I was turned on to vadouvan's charms after a Pakistani food writer friend, spying an unopened canister in my kitchen, snapped it up to sprinkle onto scallops he was about to sizzle in a pan. They were gorgeous. I encountered them again in this killer tandoori-style carrots recipe and used them to steal the show at a dinner party.

So here are two great ways to use vadouvan. Be forewarned that, unless you don gloves, your fingers will likely be coated in gold for a good 24 hours. (As is true of garlic, it's nigh impossible to shake.) But don't worry about it. Think of it as the Midas touch.

① Golden scallops. Using a paper towel, pat the scallops as dry as possible. Gently press each side of each scallop into the golden vadouvan to adhere it.
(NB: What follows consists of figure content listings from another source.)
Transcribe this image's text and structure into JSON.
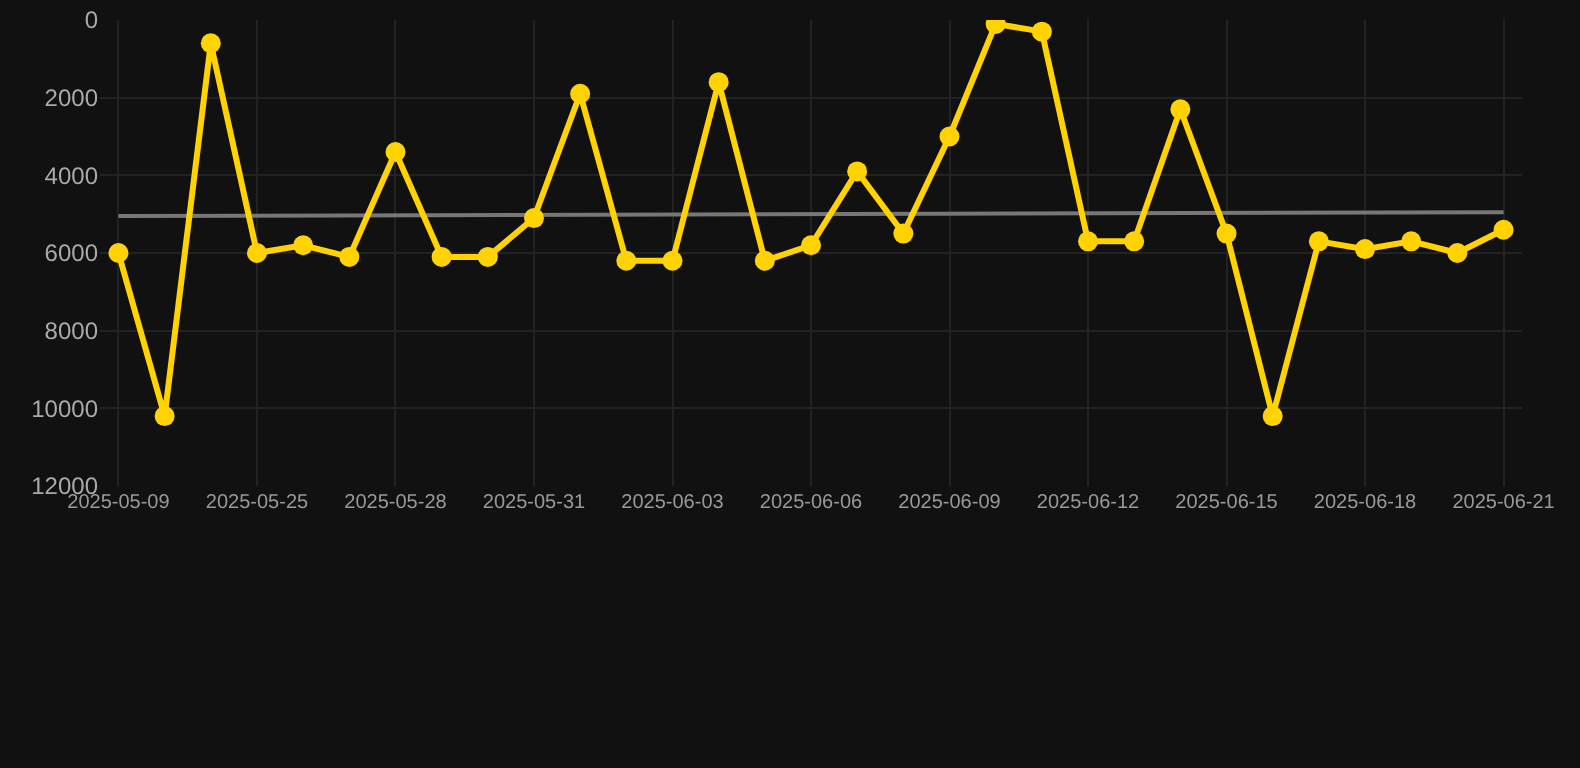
{
  "chart_data": {
    "type": "line",
    "categories": [
      "2025-05-09",
      null,
      null,
      "2025-05-25",
      null,
      null,
      "2025-05-28",
      null,
      null,
      "2025-05-31",
      null,
      null,
      "2025-06-03",
      null,
      null,
      "2025-06-06",
      null,
      null,
      "2025-06-09",
      null,
      null,
      "2025-06-12",
      null,
      null,
      "2025-06-15",
      null,
      null,
      "2025-06-18",
      null,
      null,
      "2025-06-21"
    ],
    "series": [
      {
        "color": "#ffd200",
        "marker": "circle",
        "values": [
          6000,
          10200,
          600,
          6000,
          5800,
          6100,
          3400,
          6100,
          6100,
          5100,
          1900,
          6200,
          6200,
          1600,
          6200,
          5800,
          3900,
          5500,
          3000,
          100,
          300,
          5700,
          5700,
          2300,
          5500,
          10200,
          5700,
          5900,
          5700,
          6000,
          5400
        ]
      },
      {
        "type": "line",
        "color": "#777777",
        "marker": "none",
        "values": [
          5050,
          null,
          null,
          null,
          null,
          null,
          null,
          null,
          null,
          null,
          null,
          null,
          null,
          null,
          null,
          null,
          null,
          null,
          null,
          null,
          null,
          null,
          null,
          null,
          null,
          null,
          null,
          null,
          null,
          null,
          4950
        ]
      }
    ],
    "ylim": [
      12000,
      0
    ],
    "yticks": [
      0,
      2000,
      4000,
      6000,
      8000,
      10000,
      12000
    ],
    "grid": true
  }
}
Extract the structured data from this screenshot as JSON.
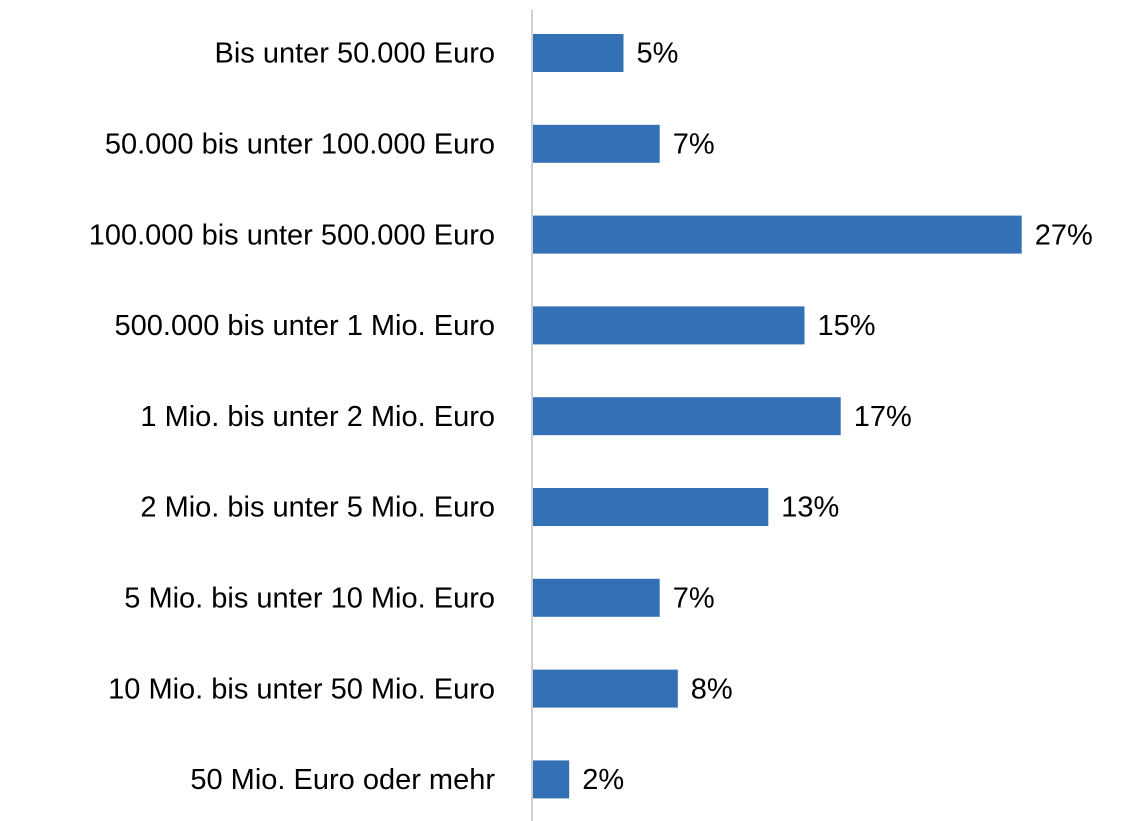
{
  "chart_data": {
    "type": "bar",
    "orientation": "horizontal",
    "categories": [
      "Bis unter 50.000 Euro",
      "50.000 bis unter 100.000 Euro",
      "100.000 bis unter 500.000 Euro",
      "500.000 bis unter 1 Mio. Euro",
      "1 Mio. bis unter 2 Mio. Euro",
      "2 Mio. bis unter 5 Mio. Euro",
      "5 Mio. bis unter 10 Mio. Euro",
      "10 Mio. bis unter 50 Mio. Euro",
      "50 Mio. Euro oder mehr"
    ],
    "values": [
      5,
      7,
      27,
      15,
      17,
      13,
      7,
      8,
      2
    ],
    "value_labels": [
      "5%",
      "7%",
      "27%",
      "15%",
      "17%",
      "13%",
      "7%",
      "8%",
      "2%"
    ],
    "color": "#3470b6"
  }
}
Fry the scallops over high heat in hot (but not smoking) grapeseed or olive oil until golden on each side. Serve immediately with lemon wedges.

② Golden eggplant. Buy in-season eggplant (we like the striated Fairy Tale varietal, if you see it). Cut the eggplant into half-inch coins. Line a colander with them. Using kosher salt, season the eggplant generously on one side. Wait five to 10 minutes, until the eggplant is glistening with water. Pat dry, flip and repeat on the other side. Meanwhile, whisk half a cup of Greek yogurt with half a lemon's worth of juice and one large minced garlic clove, and set aside. Press each coin of eggplant into a flat plate containing three tablespoons of golden vadouvan; flip and repeat. Set aside. Add two tablespoons of olive oil to a skillet set over medium-high heat. When the oil is shimmering but not smoking, add the eggplant to the pan without crowding. (You may have to fry in batches.) Remove them from the pan, drizzle them with the yogurt mixture and garnish with chopped fresh cilantro or parsley. Serve.